Public Inquiry - Keith M. Landy

A periodic feature in which Law Times asks Ontario lawyers hard-hitting questions about their personal lives and practices.

Name: Keith M. Landy Firm: Landy Marr LLP
City: Toronto
Age: 54
Current claim to fame: Landy received the Lincoln Alexander Award from the Law Society of Upper Canada in honour of his work championing human rights and religious tolerance throughout his longstanding career as a lawyer and community leader. The award recognizes a lawyer who has made a commitment to the public and community service and to the people of Ontario.

Q: What is the last book you read?
A: City of Dreams by Beverly Swerling — an intriguing historical novel dealing with the early days of the City of New York.

Q: Who's the smartest person you know?
A: My wife — after all, she married me, didn't she?

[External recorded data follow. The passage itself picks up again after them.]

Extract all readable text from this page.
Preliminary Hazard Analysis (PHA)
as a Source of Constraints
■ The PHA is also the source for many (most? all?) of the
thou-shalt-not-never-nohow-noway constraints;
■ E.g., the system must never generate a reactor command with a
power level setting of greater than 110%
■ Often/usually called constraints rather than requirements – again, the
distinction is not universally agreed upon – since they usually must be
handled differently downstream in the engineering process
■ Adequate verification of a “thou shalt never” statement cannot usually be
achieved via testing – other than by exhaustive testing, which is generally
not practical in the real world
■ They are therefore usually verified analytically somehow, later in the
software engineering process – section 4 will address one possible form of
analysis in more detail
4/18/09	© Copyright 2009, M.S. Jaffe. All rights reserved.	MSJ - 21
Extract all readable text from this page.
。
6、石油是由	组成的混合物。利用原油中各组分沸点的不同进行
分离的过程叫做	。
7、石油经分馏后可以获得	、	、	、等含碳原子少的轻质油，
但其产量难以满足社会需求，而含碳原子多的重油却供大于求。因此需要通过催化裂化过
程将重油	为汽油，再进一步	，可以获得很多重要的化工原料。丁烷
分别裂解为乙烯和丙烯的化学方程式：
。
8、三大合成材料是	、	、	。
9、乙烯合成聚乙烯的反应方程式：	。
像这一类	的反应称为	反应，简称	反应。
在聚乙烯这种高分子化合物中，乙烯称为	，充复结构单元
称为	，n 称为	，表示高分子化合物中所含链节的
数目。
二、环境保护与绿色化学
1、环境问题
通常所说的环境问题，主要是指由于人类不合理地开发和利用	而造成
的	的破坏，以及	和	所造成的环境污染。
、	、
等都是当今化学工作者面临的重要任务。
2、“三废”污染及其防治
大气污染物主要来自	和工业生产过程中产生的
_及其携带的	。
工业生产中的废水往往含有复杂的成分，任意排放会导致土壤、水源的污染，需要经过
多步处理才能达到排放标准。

Q: What would constitute a "perfect" evening for you?
A: An evening of animated discussion with friends and family.

Q: What profession other than your own would you like to attempt?
A: Politics — a once noble profession.

Q: Whom do you admire most? Why does that person inspire you?
A: My parents. They made good lives for themselves and for their children on three different continents.

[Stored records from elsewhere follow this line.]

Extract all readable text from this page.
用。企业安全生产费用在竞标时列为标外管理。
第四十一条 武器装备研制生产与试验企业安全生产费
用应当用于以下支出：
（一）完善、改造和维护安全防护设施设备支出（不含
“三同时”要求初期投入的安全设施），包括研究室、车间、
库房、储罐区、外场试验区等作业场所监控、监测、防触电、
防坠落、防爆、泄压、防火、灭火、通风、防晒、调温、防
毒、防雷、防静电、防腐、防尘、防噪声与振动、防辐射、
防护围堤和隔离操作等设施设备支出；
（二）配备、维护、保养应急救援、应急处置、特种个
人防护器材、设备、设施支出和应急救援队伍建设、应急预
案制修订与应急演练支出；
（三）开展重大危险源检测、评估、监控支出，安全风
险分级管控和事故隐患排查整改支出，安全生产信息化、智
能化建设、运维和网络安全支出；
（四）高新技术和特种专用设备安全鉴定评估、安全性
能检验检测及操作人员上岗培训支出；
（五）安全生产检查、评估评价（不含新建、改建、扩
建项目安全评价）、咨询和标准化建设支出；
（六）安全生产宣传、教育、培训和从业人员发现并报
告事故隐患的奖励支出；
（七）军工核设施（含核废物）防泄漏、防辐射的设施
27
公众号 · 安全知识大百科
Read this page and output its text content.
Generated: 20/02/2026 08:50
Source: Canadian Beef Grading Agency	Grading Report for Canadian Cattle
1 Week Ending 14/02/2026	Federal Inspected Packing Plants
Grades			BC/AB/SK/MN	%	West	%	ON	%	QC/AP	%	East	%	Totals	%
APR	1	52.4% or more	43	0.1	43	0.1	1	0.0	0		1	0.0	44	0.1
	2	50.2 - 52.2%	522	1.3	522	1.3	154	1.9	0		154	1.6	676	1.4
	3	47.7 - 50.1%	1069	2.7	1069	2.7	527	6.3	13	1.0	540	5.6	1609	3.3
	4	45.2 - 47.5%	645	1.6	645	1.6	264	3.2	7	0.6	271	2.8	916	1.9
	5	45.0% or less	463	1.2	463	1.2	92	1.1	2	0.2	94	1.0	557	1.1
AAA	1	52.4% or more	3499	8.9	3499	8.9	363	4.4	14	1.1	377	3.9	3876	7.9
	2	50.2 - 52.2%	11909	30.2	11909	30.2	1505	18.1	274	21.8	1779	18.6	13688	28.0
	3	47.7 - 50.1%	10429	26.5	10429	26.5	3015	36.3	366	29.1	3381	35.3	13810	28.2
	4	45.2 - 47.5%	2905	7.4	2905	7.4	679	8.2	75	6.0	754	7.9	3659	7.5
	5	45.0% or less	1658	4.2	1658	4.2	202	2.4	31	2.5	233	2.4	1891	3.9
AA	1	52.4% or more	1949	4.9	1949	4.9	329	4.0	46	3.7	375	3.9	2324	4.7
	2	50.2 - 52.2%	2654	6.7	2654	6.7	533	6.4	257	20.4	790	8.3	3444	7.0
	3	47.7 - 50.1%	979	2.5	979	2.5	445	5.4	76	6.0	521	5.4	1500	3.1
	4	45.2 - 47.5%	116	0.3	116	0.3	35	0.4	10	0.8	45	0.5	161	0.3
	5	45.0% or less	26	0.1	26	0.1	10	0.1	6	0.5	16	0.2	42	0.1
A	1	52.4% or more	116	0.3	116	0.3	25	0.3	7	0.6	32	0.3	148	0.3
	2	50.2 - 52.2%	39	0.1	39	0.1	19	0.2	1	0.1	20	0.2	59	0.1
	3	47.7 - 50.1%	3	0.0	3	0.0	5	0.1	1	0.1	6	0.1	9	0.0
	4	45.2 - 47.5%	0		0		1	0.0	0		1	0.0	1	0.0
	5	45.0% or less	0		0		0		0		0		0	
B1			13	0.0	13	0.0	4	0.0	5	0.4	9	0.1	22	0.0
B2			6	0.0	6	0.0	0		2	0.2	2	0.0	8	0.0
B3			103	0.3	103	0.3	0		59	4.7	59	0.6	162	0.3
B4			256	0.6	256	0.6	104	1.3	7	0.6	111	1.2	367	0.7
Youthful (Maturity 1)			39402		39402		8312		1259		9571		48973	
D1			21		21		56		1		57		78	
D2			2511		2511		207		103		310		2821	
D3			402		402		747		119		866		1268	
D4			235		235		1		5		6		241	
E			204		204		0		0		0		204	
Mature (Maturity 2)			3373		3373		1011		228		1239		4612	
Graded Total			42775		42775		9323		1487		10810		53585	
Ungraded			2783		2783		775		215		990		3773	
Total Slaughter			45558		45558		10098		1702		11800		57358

Q: What's your greatest strength?
A: Being able to persuade with equal amounts of tenacity and good humor.

Q: What quality do you admire most in others?
A: Honesty and loyalty.

Q: What was your first job?
A: Criminal law clerk in the Law Courts in Salisbury, Rhodesia (now Harare, Zimbabwe).

Q: What's the funniest thing that has happened to you in your career?
A: The funniest events are protected by solicitor-client privilege. The stories will have to remain untold.

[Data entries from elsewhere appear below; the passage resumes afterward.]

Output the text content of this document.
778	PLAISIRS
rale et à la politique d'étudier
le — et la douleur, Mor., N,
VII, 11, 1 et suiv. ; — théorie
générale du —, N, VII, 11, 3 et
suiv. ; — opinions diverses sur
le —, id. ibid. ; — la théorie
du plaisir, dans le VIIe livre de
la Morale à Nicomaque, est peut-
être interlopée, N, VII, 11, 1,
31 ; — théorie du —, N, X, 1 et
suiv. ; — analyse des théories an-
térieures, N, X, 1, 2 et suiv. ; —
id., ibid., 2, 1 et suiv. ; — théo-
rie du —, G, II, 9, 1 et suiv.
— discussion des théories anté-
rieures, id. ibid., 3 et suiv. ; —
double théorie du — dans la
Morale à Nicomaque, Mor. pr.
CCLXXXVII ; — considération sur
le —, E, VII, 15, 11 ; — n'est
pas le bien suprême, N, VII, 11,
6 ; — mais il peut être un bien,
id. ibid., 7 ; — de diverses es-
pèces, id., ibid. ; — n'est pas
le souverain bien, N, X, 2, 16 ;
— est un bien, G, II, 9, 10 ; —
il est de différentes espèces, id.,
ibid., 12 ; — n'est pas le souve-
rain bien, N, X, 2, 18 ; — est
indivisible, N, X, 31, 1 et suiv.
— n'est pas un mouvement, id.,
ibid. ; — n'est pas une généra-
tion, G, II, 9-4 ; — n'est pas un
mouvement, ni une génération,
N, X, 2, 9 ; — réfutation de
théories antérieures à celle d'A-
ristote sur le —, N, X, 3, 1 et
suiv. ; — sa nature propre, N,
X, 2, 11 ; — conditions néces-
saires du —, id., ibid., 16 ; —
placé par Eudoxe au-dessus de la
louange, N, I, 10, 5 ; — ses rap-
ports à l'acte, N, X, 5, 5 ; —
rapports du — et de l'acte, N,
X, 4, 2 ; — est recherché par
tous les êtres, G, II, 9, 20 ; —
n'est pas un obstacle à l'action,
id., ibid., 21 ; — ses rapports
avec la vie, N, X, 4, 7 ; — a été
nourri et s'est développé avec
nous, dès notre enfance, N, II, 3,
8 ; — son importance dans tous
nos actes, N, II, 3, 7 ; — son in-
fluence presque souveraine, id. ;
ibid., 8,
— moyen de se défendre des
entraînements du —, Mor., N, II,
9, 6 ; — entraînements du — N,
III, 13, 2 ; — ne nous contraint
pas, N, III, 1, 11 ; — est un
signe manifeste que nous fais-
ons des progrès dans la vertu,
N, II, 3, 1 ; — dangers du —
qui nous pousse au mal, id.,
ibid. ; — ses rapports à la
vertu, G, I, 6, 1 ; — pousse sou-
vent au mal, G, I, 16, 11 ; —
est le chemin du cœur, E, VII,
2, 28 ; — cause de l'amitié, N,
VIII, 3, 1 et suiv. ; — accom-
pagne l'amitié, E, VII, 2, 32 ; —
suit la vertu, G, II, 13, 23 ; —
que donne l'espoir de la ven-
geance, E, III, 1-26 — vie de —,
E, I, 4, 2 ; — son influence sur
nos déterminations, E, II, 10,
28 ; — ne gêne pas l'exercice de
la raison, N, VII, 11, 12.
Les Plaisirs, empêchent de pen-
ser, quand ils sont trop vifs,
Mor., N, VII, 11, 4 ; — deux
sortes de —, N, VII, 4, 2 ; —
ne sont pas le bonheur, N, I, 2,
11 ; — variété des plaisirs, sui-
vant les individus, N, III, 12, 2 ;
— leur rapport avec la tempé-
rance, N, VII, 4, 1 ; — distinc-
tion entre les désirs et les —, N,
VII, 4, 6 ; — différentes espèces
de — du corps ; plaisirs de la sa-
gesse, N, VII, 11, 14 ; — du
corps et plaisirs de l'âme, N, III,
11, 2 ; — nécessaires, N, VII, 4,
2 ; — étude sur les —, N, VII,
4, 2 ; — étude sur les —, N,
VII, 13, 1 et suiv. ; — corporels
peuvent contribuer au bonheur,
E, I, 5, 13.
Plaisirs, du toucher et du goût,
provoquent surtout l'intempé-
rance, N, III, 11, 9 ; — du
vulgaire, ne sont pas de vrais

Q: What are five things you can't live without?
A: 1) My family; 2) my BlackBerry/cell phone; 3) the occasional squash game; 4) 3 p.m. tea time; and 5) my iPod.

Q: If someone made a movie of your life, who would you want to play you?
A: Some might suggest Brad
Pitt, but realistically, James Gandolfini.

Q: What area of law do you practise?
A: Civil litigation with emphasis on commercial litigation, professional negligence, and personal injury.

Q: Is it everything you thought it would be?
A: . . . and more!

Q: What is the greatest accomplishment of your life so far?
A: Aside from my family, having been given the honour and privilege to be a leader in the Canadian Jewish Community during the recent global upheaval, and the resurgence of global anti-Semitism.

Q: What has been your greatest challenge?
A: After practising law for almost 30 years, maintaining one's sense of perspective and one's sanity — all with a sense of humor.

Q: What kind of work do you hope to do as a governor of the Canadian Council of Christians and Jews?
A: To educate new (and all Canadians, for that matter) that there is a fundamental social contract that involves the state eschewing a policy of assimilation, while minority communities pursue the path of full integration. Distinctiveness is encouraged with the understanding that there is an adoption of, and loyalty to, an overarching Canadianism.

  As Canadians, many of us carry historical baggage from our ancestral homelands and are intellectually and emotionally engaged in current overseas conflicts. Despite the serious disagreements engendered however, the debate must be carried out in an atmosphere of civility. The challenge, in short, is of reconciling the ethnocultural past with the multicultural present.